Welcome, Guest. Please login or register.

Author Topic: The Gadget We Miss: The Video Toaster The gadget that revolutionized TV in the 1990s.  (Read 5655 times)

Description:

0 Members and 1 Guest are viewing this topic.

Offline matthey

  • Hero Member
  • *****
  • Join Date: Aug 2007
  • Posts: 1294
    • Show all replies
Quote from: Sean Cunningham;770767
Okay, but that's very sparse data.  It's not heavy lifting at all.  It's very clever, allowing new effects to be added without the need of firmware updates to the board.  I would put money on this actually being less work than a full page of Kara Fonts characters scrolled from the bottom of the screen to the top.  Some polygons and a few "magic bits" is hardly "Only Amiga Makes It Possible" material.


I bet the efficient near real time multitasking of the AmigaOS had something to do with the "Only Amiga Makes It Possible". Wasn't the video output at normal speed in real time? Even fast Windows computers today will just lag for several seconds (or more) sometimes. This would kill anything real time. Even low end Amigas are more responsive than Windows PCs that are 1000 times faster. It's really sad that M$ can make an OS slower faster than new hardware makes it faster but then it allows them to sell more copies of their OS.

It's too bad C= didn't take advantage of the Toaster sales to bring down the cost of high end 68k processors with huge memory capacity and more expensive tower cases with more expandability. One question for Heiroglyph though. Why didn't LightWave ever get recompiled for the 68040 and 68060 (specifically the FPU)? This would have doubled the speed over using OxyPatcher. For being "Amiga lovers", they seemed happy enough to let LightWave processing move to the PC from a very early time.
 

Offline matthey

  • Hero Member
  • *****
  • Join Date: Aug 2007
  • Posts: 1294
    • Show all replies
Quote from: Heiroglyph;770788
I wish I could say yes, but that was something that really upset Commodore.  We would often bypass the OS or prevent multitasking in order to get reliable throughput even on slower CPUs.

It was a win for users of 030's for example, but yeah, we weren't exactly system friendly.

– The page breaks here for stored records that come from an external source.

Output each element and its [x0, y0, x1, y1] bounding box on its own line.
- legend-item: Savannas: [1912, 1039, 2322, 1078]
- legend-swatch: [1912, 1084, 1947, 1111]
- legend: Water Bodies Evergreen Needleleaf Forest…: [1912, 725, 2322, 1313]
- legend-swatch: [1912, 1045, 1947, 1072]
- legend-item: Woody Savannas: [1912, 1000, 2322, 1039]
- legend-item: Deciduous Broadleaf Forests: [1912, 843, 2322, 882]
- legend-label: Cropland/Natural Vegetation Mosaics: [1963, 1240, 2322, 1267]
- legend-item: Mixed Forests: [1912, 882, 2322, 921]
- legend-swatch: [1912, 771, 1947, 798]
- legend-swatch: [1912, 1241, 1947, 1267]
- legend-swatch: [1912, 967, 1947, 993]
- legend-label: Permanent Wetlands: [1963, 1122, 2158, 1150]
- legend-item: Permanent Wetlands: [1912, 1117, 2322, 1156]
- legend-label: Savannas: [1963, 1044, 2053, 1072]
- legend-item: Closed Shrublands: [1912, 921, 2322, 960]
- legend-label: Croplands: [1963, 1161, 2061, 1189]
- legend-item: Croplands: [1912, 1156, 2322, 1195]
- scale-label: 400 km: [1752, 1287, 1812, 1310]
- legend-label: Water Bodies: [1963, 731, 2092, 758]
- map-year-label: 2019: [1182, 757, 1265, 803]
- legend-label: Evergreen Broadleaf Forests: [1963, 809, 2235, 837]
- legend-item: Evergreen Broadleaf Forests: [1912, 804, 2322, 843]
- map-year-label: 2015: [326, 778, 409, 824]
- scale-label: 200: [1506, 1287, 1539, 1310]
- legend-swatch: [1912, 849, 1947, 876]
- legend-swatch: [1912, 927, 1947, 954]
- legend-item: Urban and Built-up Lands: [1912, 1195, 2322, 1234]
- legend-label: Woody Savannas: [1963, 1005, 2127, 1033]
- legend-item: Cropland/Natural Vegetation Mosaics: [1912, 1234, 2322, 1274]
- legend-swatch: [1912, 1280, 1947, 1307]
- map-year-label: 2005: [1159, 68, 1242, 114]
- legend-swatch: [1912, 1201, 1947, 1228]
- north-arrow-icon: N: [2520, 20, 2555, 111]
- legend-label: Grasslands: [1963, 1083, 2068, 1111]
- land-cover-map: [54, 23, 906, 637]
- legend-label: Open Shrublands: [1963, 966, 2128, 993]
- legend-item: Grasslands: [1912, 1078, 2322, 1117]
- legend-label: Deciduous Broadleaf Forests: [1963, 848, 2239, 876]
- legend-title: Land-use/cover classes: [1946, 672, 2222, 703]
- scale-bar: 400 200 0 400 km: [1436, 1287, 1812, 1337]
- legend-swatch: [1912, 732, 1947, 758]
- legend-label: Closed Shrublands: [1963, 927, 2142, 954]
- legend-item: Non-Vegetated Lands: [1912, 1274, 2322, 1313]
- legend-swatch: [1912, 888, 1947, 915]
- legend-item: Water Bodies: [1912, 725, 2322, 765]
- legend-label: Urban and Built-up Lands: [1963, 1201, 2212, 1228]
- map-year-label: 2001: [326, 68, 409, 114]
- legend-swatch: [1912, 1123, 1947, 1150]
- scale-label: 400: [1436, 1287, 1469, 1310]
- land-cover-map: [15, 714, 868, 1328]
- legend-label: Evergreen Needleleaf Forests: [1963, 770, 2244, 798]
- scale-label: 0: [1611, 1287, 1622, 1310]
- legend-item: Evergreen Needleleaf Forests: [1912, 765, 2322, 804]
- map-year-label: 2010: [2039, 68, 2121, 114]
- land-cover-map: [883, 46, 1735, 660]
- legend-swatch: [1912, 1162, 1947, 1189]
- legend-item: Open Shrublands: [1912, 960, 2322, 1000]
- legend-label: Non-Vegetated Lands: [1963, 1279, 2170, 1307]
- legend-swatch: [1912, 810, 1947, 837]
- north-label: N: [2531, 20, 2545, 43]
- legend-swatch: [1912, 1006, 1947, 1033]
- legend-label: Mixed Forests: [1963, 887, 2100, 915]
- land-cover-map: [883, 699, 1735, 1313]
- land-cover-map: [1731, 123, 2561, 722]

We did love the way the OS worked though and when we moved on we modeled a lot of our internal code similarly.

Most people don't realize it, but the Flyer card is a self contained 68k computer that talks to the Amiga through the ZorroII bus. It runs its own Exec clone, much of which was also used in development of the small box I mentioned earlier. (yes, that little box has two independent 68k CPUs)  You can find a version of our Exec and references to the stand alone box software in the Flyer part of the OpenVT source distribution.


It's pretty amazing what the Amiga and NewTek could do with a 68030. Turning off multitasking during high CPU loads is understandable.

Quote from: Heiroglyph;770788

I honestly don't know.  The 3D and video teams are very separate and I'm on the video side.


I disassembled LightWave 5.20a and I'm not sure they knew either. The optimization level is poor even for a 6888x. It's awful for a 68040 and 68060. I see instructions like this:

   fdiv.w #2,fpn   ; 6 bytes

which can be replaced exactly by:

   fmul.s #0.5,fpn   ; 8 bytes

The 6888x drops from ~130 cycles to ~90 cycles. The 68060 drops from 40 cycles to 4 cycles (the 68040 FPU is similar to the 68060). The code is littered with other F.w #imm,FPn instructions also which are slower to unnecessarily convert from int->fp. This does save a little code at the cost of speed but SAS/C also could not compress the double precision to single precision fp which would likely save more space overall. SAS/C is basically doing no scheduling of instructions to take advantage of the parallel operations of the integer and FPU units on all 68k FPUs either. Maybe the compilers weren't as good back then but there were still ways to do deal with these problems. My disassembly is clean enough I could spend a week optimizing and then reassemble with vasm's optimizer (vbcc's assembler) and probably double the speed on a 68040/68060 compared to OxyPatcher. More would be possible with an actual vbcc compile and my new fp math support. It would be interesting to see how much faster it would be with no traps at all. LightWave probably could have been 2-4 times faster on the 68040/68060 back then if NewTek just would have hired me. Ok, I wasn't that good fresh out of high school back then but it's too bad we can't compile the LightWave 5.20a sources with vbcc to get an idea of what the 68040 and 68060 were capable of back then (vbcc still doesn't have an instructions scheduler for the 68060 to really maximize performance).